Subgroup analyses are still ongoing, according to Dr. JóŸwiak, but preliminary results suggest that the Foley catheter was the more successful of the two methods in nulliparous women, who are more likely to have trouble with labor induction.

“Induction with a Foley catheter is, in terms of cesarean section, as effective as induction with prostaglandin E2 gel, with less neonatal and maternal morbidity,” she concluded.

“We recommend considering the Foley catheter as a first choice for induction of labor at term in women with an unfavorable cervix,” Dr. JóŸwiak said.

 

 

Canadian Trial

Elective induction of labor now occurs in 21%–30% of all births, noted Dr. Marie-Danielle Dionne, a fetal-maternal medicine specialist at the University of Montreal. “An improved Bishop score before induction increases the rate of vaginal birth.”

She and her coinvestigators enrolled women with a normal singleton pregnancy at term who had intact membranes and an unfavorable cervix, with a Bishop score of 5 or less. Women were ineligible if they had prostaglandin hypersensitivity, previous uterine surgery, a noncephalic fetal presentation, or nonreassuring fetal cardiac monitoring.

The women were randomized in equal numbers to nonblinded treatment with a Foley catheter plus intravenous oxytocin infusion, a Foley catheter plus intravaginal misoprostol, or intravaginal misoprostol alone.

The trial was stopped early because of an elevated rate of cesarean deliveries in the first group, according to Dr. Dionne.

Intention-to-treat analyses were based on 92 women in the Foley plus oxytocin group, 85 women in the Foley plus misoprostol group, and 88 women in the misoprostol-only group.
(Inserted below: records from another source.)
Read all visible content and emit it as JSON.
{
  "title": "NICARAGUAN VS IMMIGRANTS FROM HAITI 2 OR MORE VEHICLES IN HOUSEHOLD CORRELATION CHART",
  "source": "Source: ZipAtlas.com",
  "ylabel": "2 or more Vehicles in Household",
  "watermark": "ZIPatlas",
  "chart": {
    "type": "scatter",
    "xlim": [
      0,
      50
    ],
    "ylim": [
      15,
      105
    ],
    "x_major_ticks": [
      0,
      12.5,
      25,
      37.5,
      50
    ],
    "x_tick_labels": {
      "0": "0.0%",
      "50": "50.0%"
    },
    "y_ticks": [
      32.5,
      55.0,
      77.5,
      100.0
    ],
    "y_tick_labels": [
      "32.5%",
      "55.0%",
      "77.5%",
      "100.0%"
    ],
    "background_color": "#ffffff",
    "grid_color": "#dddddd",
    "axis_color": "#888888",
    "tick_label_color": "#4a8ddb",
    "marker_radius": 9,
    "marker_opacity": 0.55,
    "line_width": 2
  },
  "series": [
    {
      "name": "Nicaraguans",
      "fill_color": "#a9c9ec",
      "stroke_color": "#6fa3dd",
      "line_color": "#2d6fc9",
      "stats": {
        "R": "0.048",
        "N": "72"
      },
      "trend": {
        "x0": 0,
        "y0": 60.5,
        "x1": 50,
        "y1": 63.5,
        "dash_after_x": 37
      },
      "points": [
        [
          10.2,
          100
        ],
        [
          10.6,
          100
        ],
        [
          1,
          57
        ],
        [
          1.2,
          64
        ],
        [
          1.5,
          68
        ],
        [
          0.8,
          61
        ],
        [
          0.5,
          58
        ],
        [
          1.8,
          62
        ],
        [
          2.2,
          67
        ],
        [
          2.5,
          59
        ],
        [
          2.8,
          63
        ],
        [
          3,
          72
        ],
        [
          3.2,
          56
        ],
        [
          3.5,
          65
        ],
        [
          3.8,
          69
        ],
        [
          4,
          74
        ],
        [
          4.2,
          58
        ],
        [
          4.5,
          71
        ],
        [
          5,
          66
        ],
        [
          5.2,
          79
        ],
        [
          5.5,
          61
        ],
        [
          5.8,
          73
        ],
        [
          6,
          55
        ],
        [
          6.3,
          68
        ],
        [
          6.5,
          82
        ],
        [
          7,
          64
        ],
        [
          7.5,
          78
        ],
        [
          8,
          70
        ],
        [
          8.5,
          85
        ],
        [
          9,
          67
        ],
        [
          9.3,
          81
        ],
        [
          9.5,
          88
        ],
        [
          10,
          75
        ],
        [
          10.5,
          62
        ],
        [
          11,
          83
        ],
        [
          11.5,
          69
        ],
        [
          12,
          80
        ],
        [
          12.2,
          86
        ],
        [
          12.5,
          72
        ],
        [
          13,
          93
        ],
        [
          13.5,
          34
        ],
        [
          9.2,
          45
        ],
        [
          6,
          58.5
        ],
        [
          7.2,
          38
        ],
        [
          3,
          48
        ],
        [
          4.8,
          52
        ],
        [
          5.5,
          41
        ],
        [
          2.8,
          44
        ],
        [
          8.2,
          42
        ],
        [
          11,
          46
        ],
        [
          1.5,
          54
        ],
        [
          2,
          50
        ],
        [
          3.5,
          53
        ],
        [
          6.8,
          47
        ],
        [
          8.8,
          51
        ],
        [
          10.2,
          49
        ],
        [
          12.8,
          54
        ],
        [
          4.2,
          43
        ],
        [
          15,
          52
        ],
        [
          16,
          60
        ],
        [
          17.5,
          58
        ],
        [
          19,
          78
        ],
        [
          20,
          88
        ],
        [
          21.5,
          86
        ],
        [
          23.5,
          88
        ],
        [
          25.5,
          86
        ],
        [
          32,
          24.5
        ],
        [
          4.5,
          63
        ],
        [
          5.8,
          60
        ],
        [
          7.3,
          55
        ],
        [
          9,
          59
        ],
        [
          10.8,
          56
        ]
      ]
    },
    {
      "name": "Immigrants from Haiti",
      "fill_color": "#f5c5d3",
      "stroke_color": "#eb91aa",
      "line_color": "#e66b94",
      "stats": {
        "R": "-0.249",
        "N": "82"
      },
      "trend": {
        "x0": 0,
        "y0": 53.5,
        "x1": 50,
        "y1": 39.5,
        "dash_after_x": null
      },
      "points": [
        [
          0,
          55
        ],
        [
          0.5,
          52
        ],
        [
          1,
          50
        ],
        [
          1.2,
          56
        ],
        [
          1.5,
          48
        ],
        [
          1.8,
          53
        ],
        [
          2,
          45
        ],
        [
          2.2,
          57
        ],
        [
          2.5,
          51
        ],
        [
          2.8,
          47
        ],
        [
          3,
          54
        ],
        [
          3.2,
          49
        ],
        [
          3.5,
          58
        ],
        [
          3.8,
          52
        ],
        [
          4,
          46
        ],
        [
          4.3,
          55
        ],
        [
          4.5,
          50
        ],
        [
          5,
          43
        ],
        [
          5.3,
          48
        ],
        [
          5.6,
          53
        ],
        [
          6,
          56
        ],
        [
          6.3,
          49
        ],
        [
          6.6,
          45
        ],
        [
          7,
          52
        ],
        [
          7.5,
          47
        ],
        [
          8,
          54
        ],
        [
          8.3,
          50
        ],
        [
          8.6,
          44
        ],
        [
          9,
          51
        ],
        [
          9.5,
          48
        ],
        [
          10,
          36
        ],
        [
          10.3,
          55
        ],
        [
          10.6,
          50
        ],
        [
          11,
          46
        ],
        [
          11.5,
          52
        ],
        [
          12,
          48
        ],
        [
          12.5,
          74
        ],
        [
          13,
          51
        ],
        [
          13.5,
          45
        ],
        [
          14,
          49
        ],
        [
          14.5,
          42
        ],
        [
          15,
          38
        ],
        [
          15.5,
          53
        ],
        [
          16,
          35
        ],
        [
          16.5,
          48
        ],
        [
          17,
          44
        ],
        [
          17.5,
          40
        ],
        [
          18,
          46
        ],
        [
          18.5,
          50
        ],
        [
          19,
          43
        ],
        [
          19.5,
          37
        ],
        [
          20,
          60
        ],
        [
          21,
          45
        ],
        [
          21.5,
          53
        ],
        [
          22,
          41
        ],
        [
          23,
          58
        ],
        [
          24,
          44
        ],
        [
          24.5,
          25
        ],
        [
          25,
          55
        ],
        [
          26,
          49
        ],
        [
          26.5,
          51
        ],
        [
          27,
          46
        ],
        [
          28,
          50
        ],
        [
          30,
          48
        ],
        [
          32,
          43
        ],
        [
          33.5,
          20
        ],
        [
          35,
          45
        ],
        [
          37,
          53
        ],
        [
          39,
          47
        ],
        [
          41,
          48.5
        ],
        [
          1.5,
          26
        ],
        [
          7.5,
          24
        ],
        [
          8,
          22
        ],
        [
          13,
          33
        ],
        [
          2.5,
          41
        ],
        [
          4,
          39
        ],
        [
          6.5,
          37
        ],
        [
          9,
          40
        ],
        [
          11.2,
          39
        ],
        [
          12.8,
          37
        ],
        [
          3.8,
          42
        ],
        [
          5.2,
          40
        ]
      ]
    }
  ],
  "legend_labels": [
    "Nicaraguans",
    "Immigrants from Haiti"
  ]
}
On average, the women were 30 years old, and the median gestational age was 40.5 weeks. About three-fourths of the women were nulliparous. The mean Bishop score was 3. The leading indications for induction were a postdate pregnancy (54%) and diabetes (27%).

Trial results showed that the rate of delivery within 24 hours, the primary outcome, was highest in the Foley plus oxytocin group at 94%, Dr. Dionne reported. It was statistically similar in the Foley plus misoprostol group at 87%, but significantly lower in the misoprostol-only group at 74%.

However, the rate of cesarean delivery was 44% in the Foley plus oxytocin group. It was significantly lower in both the Foley plus misoprostol group at 24%, and in the misoprostol-only group at 28%.

The three groups did not differ with respect to rates of maternal complications (postpartum hemorrhage, hyperstimulation, receipt of antibiotics, and placental retention) and fetal and neonatal outcomes (Apgar scores, cord blood arterial pH, admission to the neonatal intensive care unit, meconium in amniotic fluid, receipt of antibiotics, and nonreassuring fetal monitoring).

“We can say that in our institutions, the use of a Foley catheter is associated with more deliveries within 24 hours,” said Dr. Dionne.

“This is mostly due to a smaller delay from induction to labor,” she said.

“Misoprostol use significantly reduced the rate of c-section, with or without a Foley catheter,” she further noted.

Dr. Dionne speculated that the higher rate of cesareans with the Foley catheter plus oxytocin, despite the more rapid delivery, was due to inadequate cervical ripening in the face of contractions. “There is a small change in the cervix and there are regular contractions, but it is probably not as physiological as with the misoprostol,” she said.

“So we have to decide which is best: more deliveries within 24 hours or more vaginal births,” Dr. Dionne concluded. “The answer is easy for me: We think more vaginal births is better.”